Member of the Arkansas Senate from the 32nd district
- In office 2009–2017
- Preceded by: Jim Argue
- Succeeded by: Will Bond

Member of the Arkansas House of Representatives from the 38th district
- In office 2005–2009
- Preceded by: Steve Napper
- Succeeded by: John C. Edwards

Personal details
- Party: Democratic
- Alma mater: Georgetown University University of Arkansas School of Law
- Occupation: Attorney

= David Johnson (Arkansas politician) =

American politician

David Edward Johnson is an American politician and lawyer. He served as an Arkansas state senator from 2009 to 2017 and as an Arkansas state representative from 2005 until 2009. He is a member of the Democratic Party.

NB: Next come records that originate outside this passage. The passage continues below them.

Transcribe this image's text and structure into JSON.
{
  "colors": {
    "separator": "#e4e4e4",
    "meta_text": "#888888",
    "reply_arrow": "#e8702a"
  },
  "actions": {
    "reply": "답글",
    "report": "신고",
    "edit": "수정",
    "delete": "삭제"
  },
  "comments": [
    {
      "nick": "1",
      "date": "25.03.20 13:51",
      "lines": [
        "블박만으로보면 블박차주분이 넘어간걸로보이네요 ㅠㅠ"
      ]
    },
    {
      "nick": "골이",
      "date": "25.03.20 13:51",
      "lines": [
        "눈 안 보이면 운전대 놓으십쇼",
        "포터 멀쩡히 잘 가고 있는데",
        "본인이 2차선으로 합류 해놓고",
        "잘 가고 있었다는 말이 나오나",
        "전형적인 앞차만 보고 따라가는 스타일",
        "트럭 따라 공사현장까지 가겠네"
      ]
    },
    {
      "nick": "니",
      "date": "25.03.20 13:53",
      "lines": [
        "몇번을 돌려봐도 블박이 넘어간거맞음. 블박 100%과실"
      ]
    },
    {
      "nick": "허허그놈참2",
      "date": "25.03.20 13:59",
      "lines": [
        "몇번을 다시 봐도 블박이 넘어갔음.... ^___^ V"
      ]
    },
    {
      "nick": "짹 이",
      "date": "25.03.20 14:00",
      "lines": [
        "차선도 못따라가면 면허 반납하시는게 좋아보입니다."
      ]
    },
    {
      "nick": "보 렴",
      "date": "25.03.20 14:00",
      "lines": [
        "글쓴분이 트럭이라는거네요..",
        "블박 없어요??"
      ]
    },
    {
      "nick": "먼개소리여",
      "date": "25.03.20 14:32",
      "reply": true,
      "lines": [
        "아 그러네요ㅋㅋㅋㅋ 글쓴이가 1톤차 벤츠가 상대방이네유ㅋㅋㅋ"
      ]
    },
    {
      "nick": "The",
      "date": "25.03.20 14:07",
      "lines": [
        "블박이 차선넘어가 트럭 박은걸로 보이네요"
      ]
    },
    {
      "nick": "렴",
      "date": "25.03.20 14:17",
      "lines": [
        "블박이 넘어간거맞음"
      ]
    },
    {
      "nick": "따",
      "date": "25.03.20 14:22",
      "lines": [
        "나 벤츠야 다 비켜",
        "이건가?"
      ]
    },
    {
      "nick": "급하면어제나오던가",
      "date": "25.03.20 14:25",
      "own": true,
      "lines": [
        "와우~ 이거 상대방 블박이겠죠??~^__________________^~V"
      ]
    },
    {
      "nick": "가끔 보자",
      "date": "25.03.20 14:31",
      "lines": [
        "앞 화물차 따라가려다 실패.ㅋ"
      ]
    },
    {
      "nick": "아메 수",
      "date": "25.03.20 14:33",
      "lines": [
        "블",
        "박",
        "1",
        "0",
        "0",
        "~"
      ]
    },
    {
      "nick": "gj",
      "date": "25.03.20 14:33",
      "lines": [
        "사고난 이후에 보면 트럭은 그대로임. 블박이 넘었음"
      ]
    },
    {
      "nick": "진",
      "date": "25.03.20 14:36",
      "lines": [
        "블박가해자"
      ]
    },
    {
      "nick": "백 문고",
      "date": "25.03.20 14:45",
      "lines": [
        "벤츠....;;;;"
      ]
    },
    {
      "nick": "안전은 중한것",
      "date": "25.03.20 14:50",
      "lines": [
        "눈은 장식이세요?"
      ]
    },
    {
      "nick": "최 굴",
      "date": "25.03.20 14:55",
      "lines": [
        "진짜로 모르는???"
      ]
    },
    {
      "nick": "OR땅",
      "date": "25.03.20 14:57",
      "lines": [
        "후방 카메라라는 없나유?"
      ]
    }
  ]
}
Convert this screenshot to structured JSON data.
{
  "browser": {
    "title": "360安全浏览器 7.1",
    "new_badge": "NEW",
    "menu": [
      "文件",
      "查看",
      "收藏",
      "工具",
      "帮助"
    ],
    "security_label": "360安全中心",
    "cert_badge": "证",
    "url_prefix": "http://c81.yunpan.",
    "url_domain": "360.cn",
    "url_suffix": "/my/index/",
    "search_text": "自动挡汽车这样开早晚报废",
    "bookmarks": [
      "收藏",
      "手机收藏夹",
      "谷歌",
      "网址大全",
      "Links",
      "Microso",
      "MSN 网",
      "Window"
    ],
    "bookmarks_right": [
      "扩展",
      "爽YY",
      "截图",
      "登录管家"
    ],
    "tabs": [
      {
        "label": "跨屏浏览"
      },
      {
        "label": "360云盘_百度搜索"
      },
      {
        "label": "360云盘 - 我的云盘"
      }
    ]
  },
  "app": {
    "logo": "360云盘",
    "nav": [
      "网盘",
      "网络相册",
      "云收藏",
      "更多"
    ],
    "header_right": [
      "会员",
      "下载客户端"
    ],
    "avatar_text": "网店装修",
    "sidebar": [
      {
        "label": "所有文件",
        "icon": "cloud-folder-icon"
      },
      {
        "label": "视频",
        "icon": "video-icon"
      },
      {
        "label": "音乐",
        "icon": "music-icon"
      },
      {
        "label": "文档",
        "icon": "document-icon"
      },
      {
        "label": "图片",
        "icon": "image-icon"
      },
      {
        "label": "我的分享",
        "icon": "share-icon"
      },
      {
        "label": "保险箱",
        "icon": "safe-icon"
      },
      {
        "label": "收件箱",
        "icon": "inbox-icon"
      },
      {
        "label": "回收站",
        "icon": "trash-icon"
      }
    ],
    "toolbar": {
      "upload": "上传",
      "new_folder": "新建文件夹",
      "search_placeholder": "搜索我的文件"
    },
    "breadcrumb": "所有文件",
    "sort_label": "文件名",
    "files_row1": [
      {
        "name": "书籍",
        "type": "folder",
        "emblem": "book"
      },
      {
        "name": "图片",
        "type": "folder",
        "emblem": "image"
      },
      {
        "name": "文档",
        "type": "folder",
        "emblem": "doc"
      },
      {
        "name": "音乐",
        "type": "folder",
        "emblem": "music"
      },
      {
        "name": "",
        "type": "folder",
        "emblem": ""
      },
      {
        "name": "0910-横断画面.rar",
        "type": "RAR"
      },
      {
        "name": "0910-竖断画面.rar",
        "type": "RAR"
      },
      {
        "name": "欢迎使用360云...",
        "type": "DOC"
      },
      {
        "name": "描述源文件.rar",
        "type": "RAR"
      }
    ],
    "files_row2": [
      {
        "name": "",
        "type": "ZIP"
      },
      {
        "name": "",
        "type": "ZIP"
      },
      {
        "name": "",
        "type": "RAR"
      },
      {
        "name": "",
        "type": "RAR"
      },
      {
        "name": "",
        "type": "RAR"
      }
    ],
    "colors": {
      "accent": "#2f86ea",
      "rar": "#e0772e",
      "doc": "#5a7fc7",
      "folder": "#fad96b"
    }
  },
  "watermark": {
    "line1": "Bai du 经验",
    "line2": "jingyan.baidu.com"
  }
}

==Personal life and education==
Johnson earned a BA from Georgetown University in 1991 and a JD from the University of Arkansas School of Law in 1997. Johnson is the father of three daughters: Sydney, Emery, and Ansley Johnson.

==Career==
Prior to serving in public office, Johnson served as a legislative aide to U.S. Senator Dale Bumpers, and was also a deputy prosecutor in Pulaski County. Johnson was elected to the Arkansas House of Representatives in 2004, and served there until he was elected to the Arkansas Senate in 2008. As a state senator, Johnson championed legislation to promote children's dental health. Johnson also authored legislation that created new energy savings programs for the State of Arkansas and municipalities and counties in the state.

In 2016, Johnson joined Central Arkansas Water as general counsel.